Written at a turning point in Israel’s history, these pictures of hope can speak to us just as they did to the children of Israel, far from home, refugees in a strange land.
Who was Ezekiel? Much of what we know comes from his own writings. The Hebrew name means ‘God strengthens’, and it was certainly an appropriate name when we consider the circumstances in which he worked. Initially living in Jerusalem, Ezekiel, like his father before him, was a priest in the temple there, carrying out the prescribed tasks and duties of that most privileged of groups. Serving in the holiest of sites, the place where God had chosen to reside among his people in the land that he had given them, Ezekiel must have felt the honour of such a position. Then the worst disaster happens – Judah is invaded by King Nebuchadnezzar and its inhabitants are sent into exile in Babylon. In one swift action, Ezekiel loses everything he has and is forced to begin a new life in a foreign country.

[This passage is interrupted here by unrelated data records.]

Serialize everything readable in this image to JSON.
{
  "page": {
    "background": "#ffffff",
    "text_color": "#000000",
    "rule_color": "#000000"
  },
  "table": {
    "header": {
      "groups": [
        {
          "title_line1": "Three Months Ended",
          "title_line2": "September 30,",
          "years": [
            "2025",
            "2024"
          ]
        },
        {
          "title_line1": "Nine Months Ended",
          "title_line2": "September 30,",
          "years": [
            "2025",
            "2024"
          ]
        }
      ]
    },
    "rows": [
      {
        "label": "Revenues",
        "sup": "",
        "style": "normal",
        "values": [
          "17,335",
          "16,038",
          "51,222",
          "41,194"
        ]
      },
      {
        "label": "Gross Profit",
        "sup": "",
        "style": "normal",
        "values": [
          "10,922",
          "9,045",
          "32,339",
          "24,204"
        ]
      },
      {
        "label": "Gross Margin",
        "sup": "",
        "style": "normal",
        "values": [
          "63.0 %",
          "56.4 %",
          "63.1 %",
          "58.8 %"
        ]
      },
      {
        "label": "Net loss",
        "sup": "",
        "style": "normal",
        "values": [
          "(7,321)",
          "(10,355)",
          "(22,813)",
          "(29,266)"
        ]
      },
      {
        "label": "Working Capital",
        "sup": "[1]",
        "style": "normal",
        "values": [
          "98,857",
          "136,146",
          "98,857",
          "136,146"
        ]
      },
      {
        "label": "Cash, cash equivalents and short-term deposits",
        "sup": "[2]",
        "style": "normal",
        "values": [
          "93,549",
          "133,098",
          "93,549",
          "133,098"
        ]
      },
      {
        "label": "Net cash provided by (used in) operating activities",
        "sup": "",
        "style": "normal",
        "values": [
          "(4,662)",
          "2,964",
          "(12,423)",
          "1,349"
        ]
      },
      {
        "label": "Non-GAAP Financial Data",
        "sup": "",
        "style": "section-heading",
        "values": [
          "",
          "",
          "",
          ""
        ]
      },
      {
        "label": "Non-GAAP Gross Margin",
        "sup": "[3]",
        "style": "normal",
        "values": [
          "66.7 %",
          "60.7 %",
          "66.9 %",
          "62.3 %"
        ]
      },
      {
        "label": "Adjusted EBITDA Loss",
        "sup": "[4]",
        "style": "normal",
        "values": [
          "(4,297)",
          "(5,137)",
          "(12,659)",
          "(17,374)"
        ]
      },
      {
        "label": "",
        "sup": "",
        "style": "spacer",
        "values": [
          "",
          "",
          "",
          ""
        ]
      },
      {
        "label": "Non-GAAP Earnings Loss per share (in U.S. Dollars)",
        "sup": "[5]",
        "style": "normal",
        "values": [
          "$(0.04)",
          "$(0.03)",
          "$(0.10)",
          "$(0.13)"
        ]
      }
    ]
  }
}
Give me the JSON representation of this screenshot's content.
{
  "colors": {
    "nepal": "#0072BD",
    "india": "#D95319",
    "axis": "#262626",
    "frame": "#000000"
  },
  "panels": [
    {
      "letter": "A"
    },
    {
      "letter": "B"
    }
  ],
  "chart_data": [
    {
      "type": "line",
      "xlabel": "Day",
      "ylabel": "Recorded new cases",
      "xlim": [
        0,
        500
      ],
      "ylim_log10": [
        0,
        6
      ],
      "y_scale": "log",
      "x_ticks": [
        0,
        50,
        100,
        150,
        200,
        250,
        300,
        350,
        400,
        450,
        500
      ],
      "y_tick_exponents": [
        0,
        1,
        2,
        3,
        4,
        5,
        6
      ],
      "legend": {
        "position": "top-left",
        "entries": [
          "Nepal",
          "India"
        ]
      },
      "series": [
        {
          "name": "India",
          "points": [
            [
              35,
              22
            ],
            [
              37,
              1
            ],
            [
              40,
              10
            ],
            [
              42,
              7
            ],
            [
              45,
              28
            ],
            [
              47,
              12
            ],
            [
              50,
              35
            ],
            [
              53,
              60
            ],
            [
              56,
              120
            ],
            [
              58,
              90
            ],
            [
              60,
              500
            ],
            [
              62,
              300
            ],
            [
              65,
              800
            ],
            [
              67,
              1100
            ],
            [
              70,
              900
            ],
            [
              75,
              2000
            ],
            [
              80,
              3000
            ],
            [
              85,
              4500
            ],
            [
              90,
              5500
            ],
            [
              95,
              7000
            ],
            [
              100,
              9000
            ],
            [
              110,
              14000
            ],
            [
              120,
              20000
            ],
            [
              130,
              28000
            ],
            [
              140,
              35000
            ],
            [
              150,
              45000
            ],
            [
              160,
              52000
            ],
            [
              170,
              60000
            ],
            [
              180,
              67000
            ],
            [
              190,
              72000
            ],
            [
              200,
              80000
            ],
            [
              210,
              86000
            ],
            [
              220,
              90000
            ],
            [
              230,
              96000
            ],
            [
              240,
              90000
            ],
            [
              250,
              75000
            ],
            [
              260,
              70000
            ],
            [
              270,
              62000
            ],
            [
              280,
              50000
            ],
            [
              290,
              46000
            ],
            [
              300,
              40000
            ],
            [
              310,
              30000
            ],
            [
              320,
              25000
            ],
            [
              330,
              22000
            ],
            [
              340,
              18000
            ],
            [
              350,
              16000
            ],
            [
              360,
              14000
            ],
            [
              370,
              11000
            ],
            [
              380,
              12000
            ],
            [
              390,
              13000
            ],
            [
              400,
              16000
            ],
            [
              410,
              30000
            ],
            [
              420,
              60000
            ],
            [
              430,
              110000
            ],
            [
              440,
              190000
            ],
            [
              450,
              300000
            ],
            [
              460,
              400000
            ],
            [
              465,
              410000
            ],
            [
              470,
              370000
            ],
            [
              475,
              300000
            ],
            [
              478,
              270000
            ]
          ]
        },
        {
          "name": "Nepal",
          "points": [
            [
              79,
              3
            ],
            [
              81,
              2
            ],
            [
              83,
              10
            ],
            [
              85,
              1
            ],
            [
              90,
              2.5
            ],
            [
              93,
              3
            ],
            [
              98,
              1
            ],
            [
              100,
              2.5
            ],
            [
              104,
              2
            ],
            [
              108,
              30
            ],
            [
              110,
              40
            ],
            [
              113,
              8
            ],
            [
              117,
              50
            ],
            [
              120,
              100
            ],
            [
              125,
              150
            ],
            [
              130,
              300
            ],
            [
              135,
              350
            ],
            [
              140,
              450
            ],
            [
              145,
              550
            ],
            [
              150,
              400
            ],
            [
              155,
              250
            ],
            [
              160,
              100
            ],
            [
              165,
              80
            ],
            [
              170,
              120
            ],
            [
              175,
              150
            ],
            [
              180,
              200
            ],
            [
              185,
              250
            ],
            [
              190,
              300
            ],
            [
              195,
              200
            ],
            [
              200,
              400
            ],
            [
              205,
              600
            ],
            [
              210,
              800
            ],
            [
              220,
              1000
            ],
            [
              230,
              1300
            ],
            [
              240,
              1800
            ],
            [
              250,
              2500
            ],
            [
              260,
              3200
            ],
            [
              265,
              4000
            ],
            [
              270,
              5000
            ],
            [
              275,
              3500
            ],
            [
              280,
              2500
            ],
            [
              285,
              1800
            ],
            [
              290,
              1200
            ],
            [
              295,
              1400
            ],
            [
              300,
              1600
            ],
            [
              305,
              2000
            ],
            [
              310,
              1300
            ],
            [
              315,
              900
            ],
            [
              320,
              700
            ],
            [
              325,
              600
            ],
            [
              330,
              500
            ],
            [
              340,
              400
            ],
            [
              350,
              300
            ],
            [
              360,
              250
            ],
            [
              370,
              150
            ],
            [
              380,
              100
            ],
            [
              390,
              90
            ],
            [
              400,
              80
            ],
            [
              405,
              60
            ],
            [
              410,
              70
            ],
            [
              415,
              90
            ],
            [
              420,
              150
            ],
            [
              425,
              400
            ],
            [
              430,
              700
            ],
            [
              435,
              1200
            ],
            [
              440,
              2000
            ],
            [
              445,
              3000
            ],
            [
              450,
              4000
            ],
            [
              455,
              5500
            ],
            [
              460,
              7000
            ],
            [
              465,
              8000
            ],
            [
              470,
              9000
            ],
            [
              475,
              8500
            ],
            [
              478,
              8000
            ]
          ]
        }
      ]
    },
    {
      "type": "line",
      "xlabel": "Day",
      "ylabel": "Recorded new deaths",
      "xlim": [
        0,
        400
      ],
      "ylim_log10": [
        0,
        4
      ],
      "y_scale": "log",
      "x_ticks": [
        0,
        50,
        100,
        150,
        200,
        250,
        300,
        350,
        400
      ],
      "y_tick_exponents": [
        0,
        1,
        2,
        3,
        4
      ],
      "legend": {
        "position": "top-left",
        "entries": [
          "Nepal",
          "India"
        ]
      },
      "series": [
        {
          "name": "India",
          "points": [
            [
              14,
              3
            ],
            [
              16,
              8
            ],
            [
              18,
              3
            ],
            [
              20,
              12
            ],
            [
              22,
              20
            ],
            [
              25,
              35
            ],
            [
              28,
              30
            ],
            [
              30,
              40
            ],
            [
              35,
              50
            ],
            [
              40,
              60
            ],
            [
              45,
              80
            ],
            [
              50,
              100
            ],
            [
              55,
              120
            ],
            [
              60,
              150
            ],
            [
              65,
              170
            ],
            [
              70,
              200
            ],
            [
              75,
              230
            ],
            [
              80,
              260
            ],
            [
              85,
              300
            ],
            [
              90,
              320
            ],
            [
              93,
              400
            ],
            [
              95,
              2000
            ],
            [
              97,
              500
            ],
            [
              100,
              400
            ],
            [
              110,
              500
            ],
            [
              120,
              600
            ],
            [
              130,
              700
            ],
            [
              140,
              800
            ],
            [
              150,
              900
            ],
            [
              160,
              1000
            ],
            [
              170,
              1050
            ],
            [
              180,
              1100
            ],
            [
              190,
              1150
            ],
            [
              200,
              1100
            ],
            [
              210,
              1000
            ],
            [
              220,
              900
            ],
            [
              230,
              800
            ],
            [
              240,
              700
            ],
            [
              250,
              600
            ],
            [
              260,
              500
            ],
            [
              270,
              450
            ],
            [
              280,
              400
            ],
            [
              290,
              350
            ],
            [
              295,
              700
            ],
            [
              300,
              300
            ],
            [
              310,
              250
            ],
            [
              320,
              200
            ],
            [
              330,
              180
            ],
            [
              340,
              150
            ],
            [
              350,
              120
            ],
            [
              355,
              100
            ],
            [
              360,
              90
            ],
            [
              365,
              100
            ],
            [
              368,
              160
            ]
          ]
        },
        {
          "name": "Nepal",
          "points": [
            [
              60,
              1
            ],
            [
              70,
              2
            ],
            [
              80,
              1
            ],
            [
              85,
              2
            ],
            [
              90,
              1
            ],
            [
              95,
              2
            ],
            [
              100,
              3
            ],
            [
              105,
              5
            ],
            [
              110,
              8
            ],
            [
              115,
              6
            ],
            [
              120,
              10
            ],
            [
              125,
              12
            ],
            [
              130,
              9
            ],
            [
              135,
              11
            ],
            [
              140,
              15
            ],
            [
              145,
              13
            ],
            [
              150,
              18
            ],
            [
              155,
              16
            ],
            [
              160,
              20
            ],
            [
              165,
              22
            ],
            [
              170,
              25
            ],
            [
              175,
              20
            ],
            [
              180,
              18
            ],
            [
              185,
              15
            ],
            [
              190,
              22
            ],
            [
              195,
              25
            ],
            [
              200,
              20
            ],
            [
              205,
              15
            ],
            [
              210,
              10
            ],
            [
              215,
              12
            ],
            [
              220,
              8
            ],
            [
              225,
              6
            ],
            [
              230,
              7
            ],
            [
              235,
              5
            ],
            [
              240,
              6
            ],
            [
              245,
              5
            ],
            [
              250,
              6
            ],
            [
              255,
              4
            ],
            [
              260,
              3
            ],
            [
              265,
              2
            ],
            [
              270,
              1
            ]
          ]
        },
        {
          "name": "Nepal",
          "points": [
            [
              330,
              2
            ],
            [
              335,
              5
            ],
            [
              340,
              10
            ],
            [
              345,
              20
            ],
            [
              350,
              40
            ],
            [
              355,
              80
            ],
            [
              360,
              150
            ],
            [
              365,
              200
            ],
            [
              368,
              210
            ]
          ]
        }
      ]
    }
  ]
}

Although a fortunate few of us will have spent our whole lives in settled happiness, most people will experience disaster of one type or another in the course of their lives. Perhaps the events will not be as dramatic as occupation by a foreign power and subsequent exile, but traumatic occurrences, such as job loss, financial upset, serious illness or death, have the power to overthrow our lives completely, so that we lose all sense of stability and security. At those times it is easy to lose sight of God or to find our trust in him frayed or even vanished. But it is while standing with his fellow exiles by a strange river in an unfamiliar land that Ezekiel has a vision of God that sustains him in his difficulties.
In the darkest times, a single light burns brightly.